Depois de dizer isso, Wallace não teve pressa em sair; ao contrário, começou a discutir os planos para o dia seguinte com Jocelino.
— Amanhã cedo entraremos no vale. Eu entrei naquele caminho muitos anos atrás, percorri aquela trilha. Conheço as armadilhas e mecanismos lá dentro melhor do que qualquer um de vocês.
— Amanhã, eu irei na frente.
Jocelino franziu a testa, discordando levemente:
— Você já havia concordado em ficar no acampamento. Por que mudou de ideia agora?
Eles nunca tiveram a intenção de deixar Wallace correr riscos.
Wallace não discutiu sobre o passado com Jocelino, mudando o foco para outro assunto.
— Só eu posso ir na frente.
— Porque o veneno em meu corpo foi colocado pessoalmente pelo chefe do Povoado Santa Luzia.
— Naquela época, eu ainda atuava na Umbral Order sob o codinome "Raposa". Aceitei um trabalho cujo alvo era o segundo líder deles, um homem arrogante e despótico.
Jocelino levantou a cabeça bruscamente, sem conseguir esconder o choque em seus olhos.
Ele compreendeu subitamente.
Não era de se admirar que Wallace tivesse habilidades tão impressionantes.
E que as habilidades de Aeliana tivessem evoluído tão rápido após o treinamento com Wallace.
Ele fora o "Raposa", um nome que outrora aterrorizava a lista de assassinos da Umbral Order.
Wallace parecia imerso em memórias e continuou falando sozinho:
Flávia foi para a prisão para evitar a calamidade, e ele, envenenado e com a vida destruída, recusou-se a revelar a Tubarão como abrir o tesouro.
— Eu já vivi o suficiente com esta velha vida.
Wallace achava que nunca teria a oportunidade de dizer essas palavras, até encontrar Aeliana.
— Aeliana se dispôs a vir a um lugar tão perigoso por mim. Se esse tesouro deve ser entregue a alguém...
— Eu escolho passá-lo para a Aeliana.
Isso também era algo que Aeliana merecia como discípula de Flávia.

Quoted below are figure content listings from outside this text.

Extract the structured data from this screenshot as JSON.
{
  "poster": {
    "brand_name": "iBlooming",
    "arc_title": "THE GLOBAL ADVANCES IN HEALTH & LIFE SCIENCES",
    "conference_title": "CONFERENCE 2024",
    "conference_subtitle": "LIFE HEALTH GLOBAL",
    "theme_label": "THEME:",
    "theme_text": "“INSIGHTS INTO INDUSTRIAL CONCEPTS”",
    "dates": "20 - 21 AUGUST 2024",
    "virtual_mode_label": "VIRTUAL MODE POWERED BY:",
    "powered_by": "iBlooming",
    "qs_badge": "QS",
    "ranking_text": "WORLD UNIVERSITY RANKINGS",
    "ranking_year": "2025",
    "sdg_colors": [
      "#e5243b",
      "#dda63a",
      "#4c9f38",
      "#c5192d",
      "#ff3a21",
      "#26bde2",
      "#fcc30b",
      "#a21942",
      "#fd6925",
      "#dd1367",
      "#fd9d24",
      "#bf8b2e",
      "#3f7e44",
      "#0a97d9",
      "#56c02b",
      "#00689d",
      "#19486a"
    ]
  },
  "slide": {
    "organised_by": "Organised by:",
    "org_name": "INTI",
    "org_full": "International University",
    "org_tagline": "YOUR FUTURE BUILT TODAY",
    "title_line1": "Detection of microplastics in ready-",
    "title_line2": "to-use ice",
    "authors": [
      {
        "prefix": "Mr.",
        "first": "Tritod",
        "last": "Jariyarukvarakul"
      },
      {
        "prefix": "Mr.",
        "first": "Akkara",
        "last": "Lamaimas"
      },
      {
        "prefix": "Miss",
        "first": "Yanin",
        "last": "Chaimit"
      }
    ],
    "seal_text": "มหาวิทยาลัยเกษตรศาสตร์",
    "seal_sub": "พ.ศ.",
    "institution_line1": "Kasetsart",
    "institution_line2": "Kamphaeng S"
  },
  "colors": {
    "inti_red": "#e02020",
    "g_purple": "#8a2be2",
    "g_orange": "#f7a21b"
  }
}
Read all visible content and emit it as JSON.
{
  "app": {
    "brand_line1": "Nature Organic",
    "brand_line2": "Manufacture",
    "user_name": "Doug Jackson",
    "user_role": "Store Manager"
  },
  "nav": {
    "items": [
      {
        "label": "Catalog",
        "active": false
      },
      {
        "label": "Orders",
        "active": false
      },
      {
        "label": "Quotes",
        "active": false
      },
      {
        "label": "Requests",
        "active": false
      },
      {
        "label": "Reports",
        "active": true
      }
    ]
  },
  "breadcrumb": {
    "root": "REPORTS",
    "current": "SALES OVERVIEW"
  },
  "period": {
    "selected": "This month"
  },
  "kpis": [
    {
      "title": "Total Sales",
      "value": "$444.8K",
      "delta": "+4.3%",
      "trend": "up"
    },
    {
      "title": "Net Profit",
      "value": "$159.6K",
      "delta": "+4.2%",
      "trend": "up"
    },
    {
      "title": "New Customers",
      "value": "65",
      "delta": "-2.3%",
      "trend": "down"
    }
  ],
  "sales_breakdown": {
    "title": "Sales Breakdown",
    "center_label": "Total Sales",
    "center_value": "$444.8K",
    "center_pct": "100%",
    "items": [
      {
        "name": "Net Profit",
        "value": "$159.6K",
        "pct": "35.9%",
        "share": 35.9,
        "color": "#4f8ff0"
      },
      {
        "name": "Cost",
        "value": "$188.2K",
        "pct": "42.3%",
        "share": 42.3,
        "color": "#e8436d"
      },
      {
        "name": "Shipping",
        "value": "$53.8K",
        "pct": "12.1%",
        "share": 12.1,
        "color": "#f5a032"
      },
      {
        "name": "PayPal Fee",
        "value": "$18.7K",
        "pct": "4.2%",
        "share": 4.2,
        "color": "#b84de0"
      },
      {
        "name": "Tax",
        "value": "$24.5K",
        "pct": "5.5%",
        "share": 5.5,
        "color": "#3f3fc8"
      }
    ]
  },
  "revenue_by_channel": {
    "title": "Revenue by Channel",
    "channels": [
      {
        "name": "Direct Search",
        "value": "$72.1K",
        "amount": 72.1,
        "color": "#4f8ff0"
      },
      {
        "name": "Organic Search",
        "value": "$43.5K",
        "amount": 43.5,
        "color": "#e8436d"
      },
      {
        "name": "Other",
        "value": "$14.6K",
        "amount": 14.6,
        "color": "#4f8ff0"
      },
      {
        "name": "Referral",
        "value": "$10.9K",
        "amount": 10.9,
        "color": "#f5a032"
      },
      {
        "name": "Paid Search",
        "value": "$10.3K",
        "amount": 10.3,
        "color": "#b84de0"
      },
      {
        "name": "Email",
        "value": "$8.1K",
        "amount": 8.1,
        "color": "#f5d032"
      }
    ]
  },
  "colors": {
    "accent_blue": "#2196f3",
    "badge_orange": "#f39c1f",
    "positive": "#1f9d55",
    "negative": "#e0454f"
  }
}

O propósito de Wallace ao dizer tudo isso a Jocelino era fazê-lo entender que a jornada era realmente perigosa. Ele sabia que, sozinho, um homem com deficiência e Décio não conseguiriam proteger Aeliana.
Por isso, só lhe restava depositar as esperanças em Jocelino. Após observá-lo durante aquele tempo, Wallace estava satisfeito com ele.
— Entendi o que você quer dizer.
Com Wallace falando tão abertamente, Jocelino entendeu perfeitamente.